(Masada Part 2) Hoodoos – Who Knew?

You knew what that huge free-standing mesa was out in the Sea of Salt, right?

(Elijah and Nathan stared when they came to the intersection to Arad.)

They didn’t know what to call it, but you knew it was Masada.

“Well, where did Masada Dam go?” I asked my engineer cousin, Donald Ingram.


“I presume the dam broke and became the Gulf of Aqaba, perhaps as a function of plate tectonics. The proof would be if one could identify earth in the Gulf of Aqaba as having originated on the strata level at the top of Masada.”

Gulf of Aqaba – NASA photo

“When earth is saturated with water, it can easily become a mud slide, as experienced after a lot of rain in China a few years ago, and also illustrated by the many similar mudslides from volcanic pools, Mount St. Helens being a recent example. Once saturated earth begins moving, it behaves similarly to present day observable glacial action, only much more powerfully, because it is about 2.5 times more dense than ice.”

I pushed a little: “How would the composition of the Masada mesa differ from the earth around it?”

Mesa composition

The Grand Staircase-Escalante National Monument’s famous hoodoos, seen at sunset. Photo by

“I venture that the top of the Masada mesa has a different composition than that below the top, which tends to explain why it has not eroded like the dirt it caps. Consequently, if we were to discover that the type of material that caps the Masada is found in the basin of the Gulf of Aqaba, we might conclude that it had originally come from a continuous plain, a plain whereupon the Masada was just a few acres.”

“I just returned from the Hoodoos at Bryce Canyon,” continued the engineer.  “Each Hoodoo has a cap. The cap is rather impervious to ‘sludding.’ However, the sides of the Hoodoos are like sandstone:  absorbent.”

Hoodoos – Photo by Bryan C. Roanhorse

I really wanted to ask about the proper plural of hoodoo — Hoodim? Hoodea? Hoodoora? — but I could hear the slide rule clicking and knew the engineer was on a roll.

“I imagine that with every rainstorm or melting snow, the Hoodoo sides absorb water. When the temperature falls below freezing, the water ices and expands, loosening a layer of sandstone. When the temperature rises, the sides slud down and a slud stream quickly carries it away, actually lengthening the skirt of the Hoodoo.”

Caps of clay

“I think the caps must have clay in them.”

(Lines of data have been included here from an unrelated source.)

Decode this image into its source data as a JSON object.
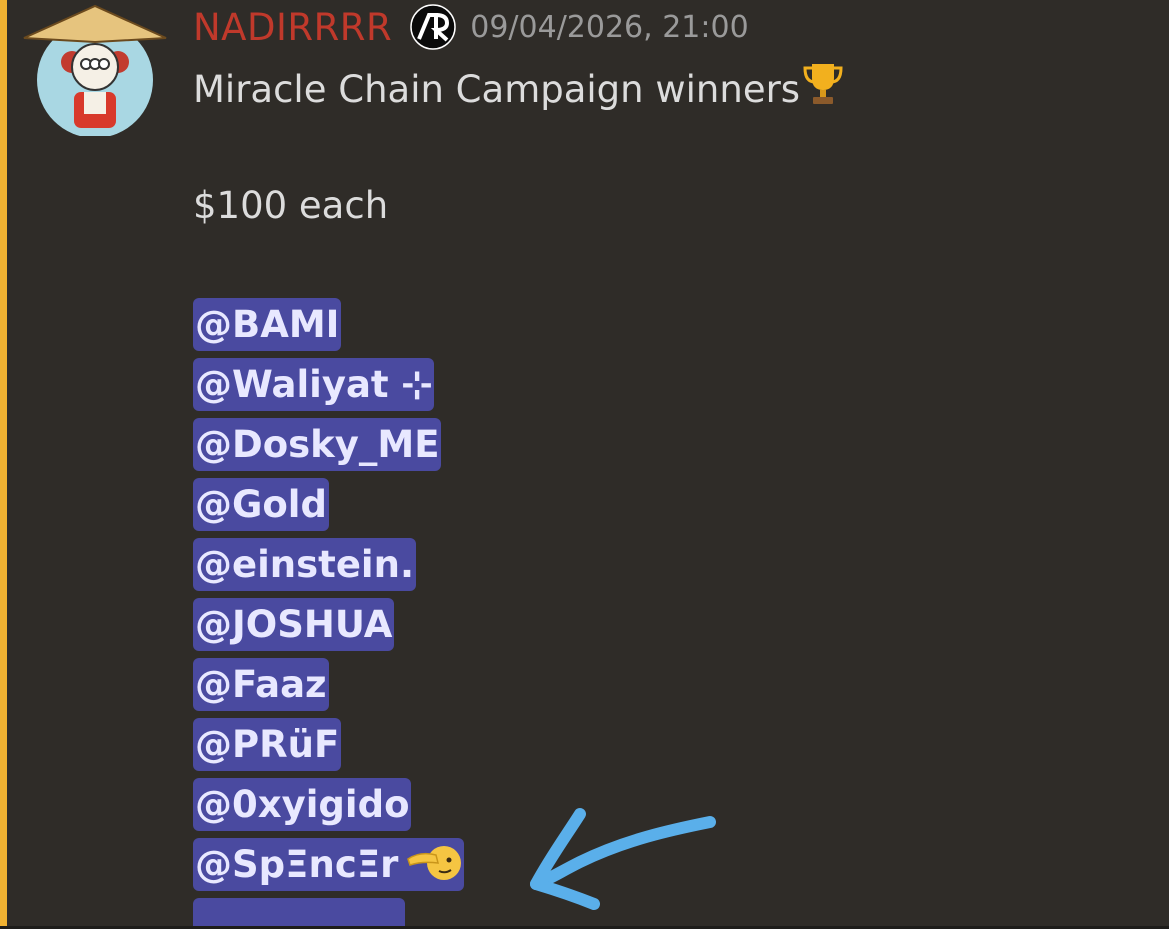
{
  "message": {
    "username": "NADIRRRR",
    "timestamp": "09/04/2026, 21:00",
    "title": "Miracle Chain Campaign winners",
    "amount": "$100 each",
    "mentions": [
      "@BAMI",
      "@Waliyat ⊹",
      "@Dosky_ME",
      "@Gold",
      "@einstein.",
      "@JOSHUA",
      "@Faaz",
      "@PRüF",
      "@0xyigido",
      "@SpΞncΞr"
    ]
  },
  "icons": {
    "avatar": "avatar-icon",
    "role_badge": "ar-badge-icon",
    "trophy": "trophy-icon",
    "salute": "salute-emoji-icon",
    "annotation": "hand-drawn-arrow-icon"
  },
  "colors": {
    "background": "#2f2c28",
    "highlight_bar": "#f0b232",
    "username": "#c0392b",
    "mention_bg": "#4a4aa0",
    "mention_text": "#e8e8ff",
    "arrow": "#5aafea"
  }
}
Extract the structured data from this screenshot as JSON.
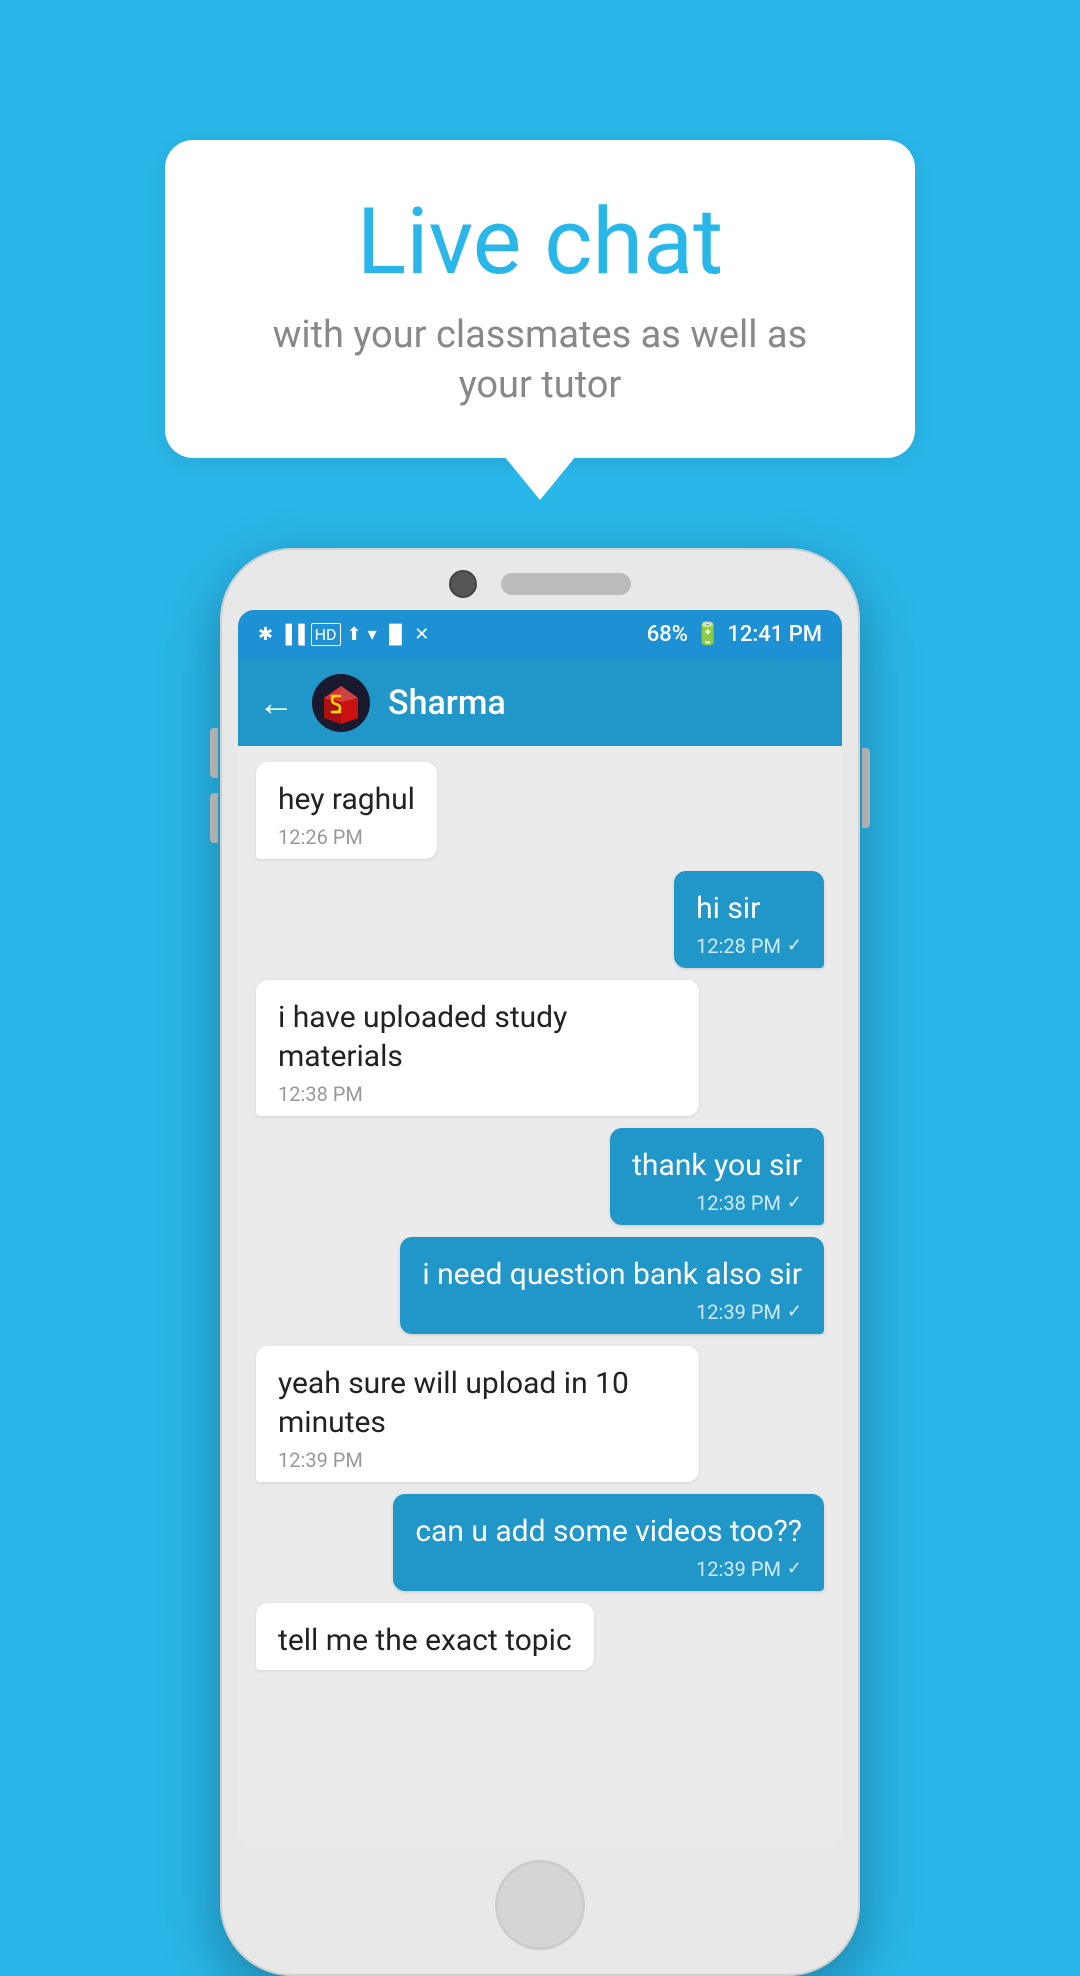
{
  "background_color": "#29b6e8",
  "bubble": {
    "title": "Live chat",
    "subtitle": "with your classmates as well as your tutor"
  },
  "status_bar": {
    "time": "12:41 PM",
    "battery": "68%",
    "icons": "bluetooth signal wifi"
  },
  "chat_header": {
    "back_label": "←",
    "contact_name": "Sharma"
  },
  "messages": [
    {
      "id": "msg1",
      "type": "received",
      "text": "hey raghul",
      "time": "12:26 PM"
    },
    {
      "id": "msg2",
      "type": "sent",
      "text": "hi sir",
      "time": "12:28 PM"
    },
    {
      "id": "msg3",
      "type": "received",
      "text": "i have uploaded study materials",
      "time": "12:38 PM"
    },
    {
      "id": "msg4",
      "type": "sent",
      "text": "thank you sir",
      "time": "12:38 PM"
    },
    {
      "id": "msg5",
      "type": "sent",
      "text": "i need question bank also sir",
      "time": "12:39 PM"
    },
    {
      "id": "msg6",
      "type": "received",
      "text": "yeah sure will upload in 10 minutes",
      "time": "12:39 PM"
    },
    {
      "id": "msg7",
      "type": "sent",
      "text": "can u add some videos too??",
      "time": "12:39 PM"
    },
    {
      "id": "msg8",
      "type": "received",
      "text": "tell me the exact topic",
      "time": ""
    }
  ]
}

“My guess —  and I welcome anyone’s correction — is that Masada is like one giant Hoodoo. My conjecture is that the cap of Masada is rather impervious to weathering, whereas its sides are not. The cap of Masada, I am sure, is the same material as caps of the same strata on the other side of the valley.”

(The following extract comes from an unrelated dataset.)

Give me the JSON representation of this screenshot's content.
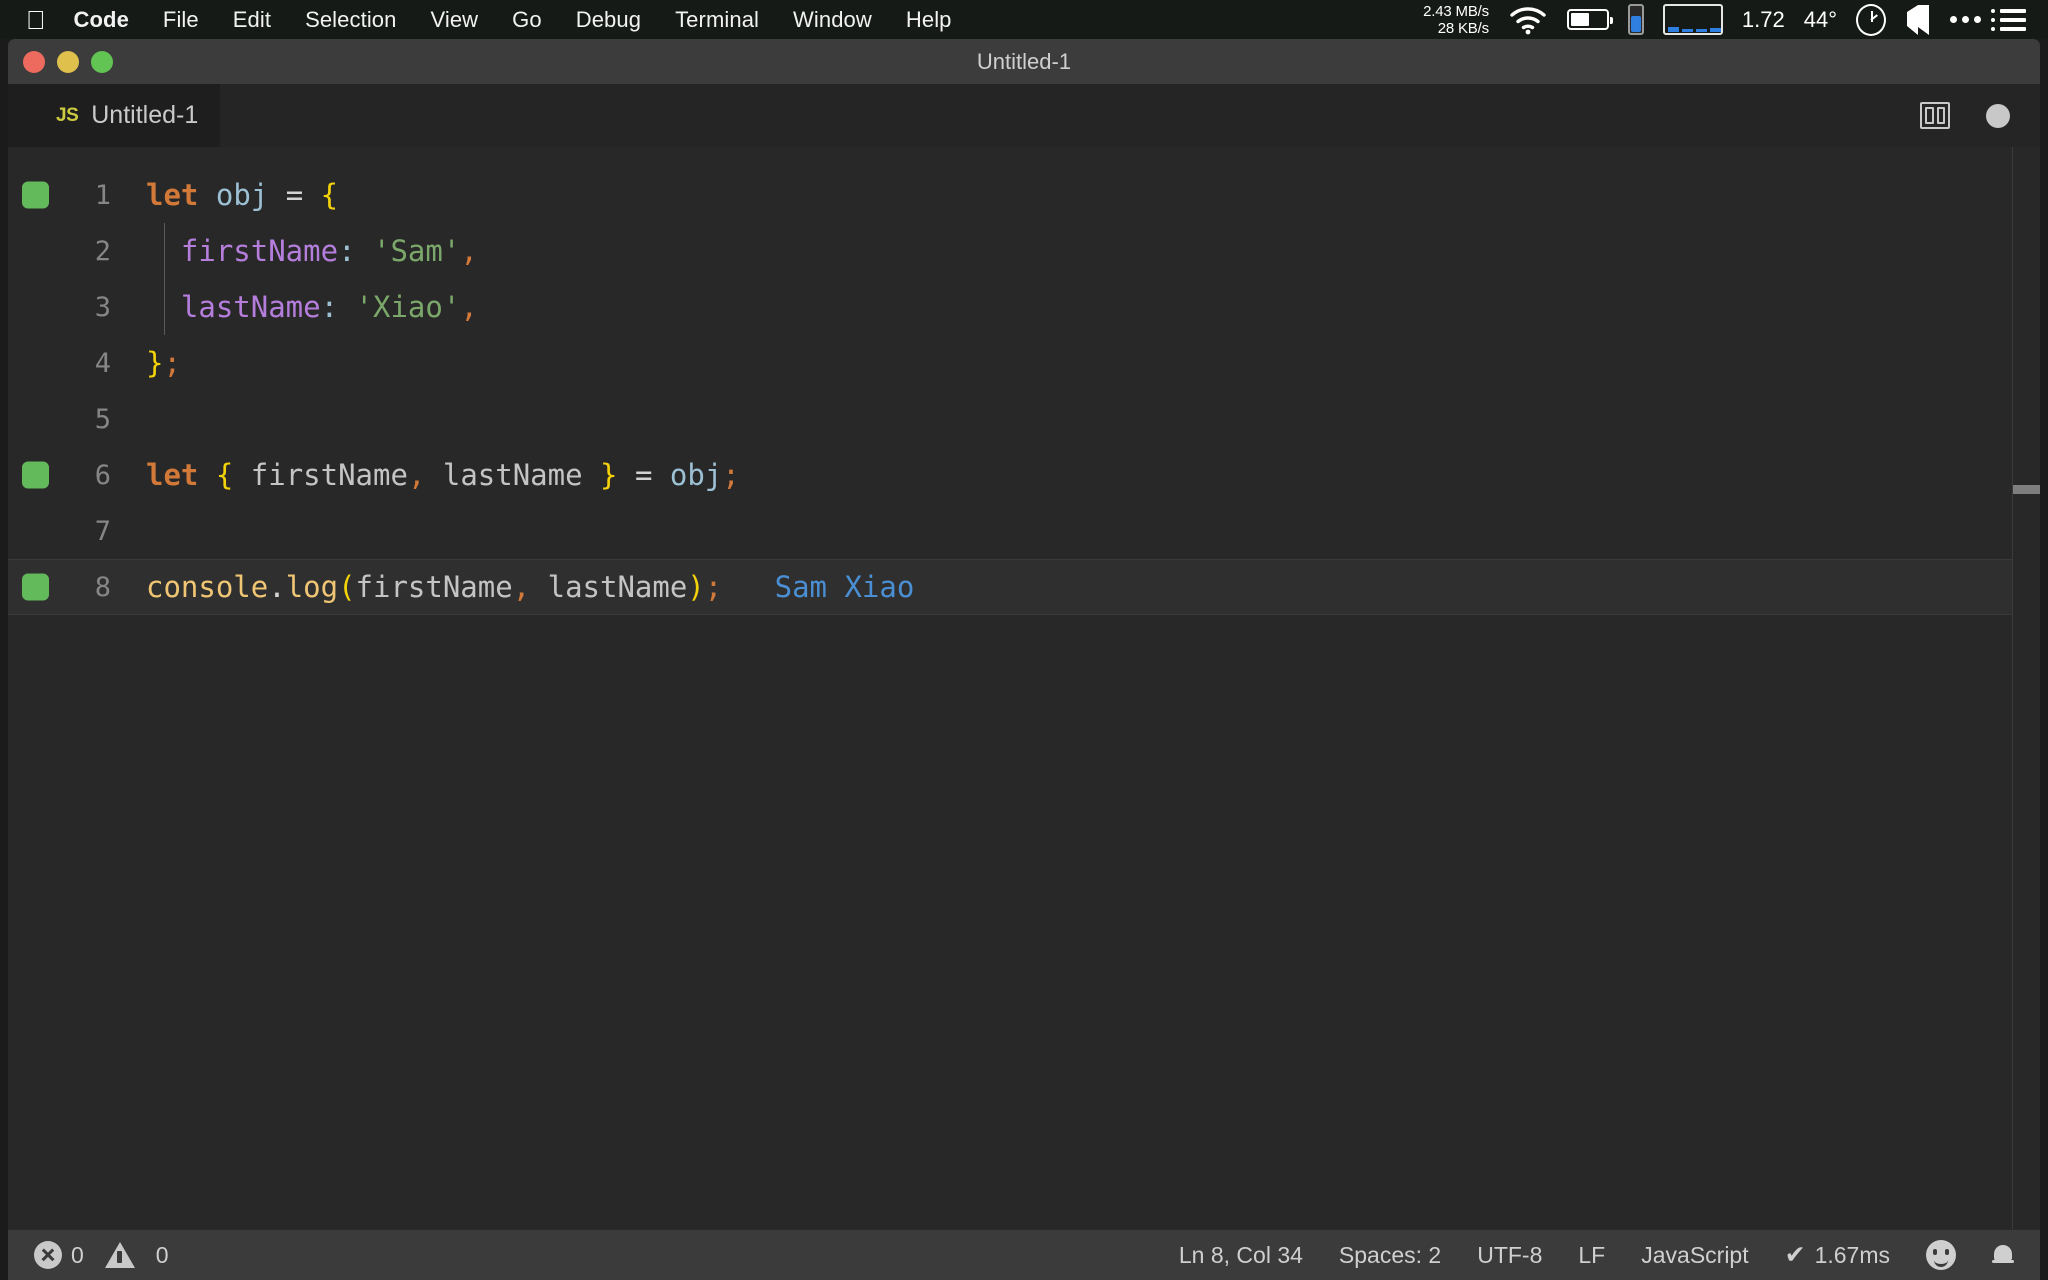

“To corroborate my theory, what I should expect to find in the Gulf of Aqaba as delta material from the valley is material identical to the cap of Masada and the material under the cap.”

Gulf of Aqaba Tour

Engineer Ingram seemed to appreciate my suggestion that he work with Blossoming Rose  to conduct a tour in search of the Gulf of Aqaba for the remains of Masada Dam. But I couldn’t get him to call the tour guide I suggested in Holland.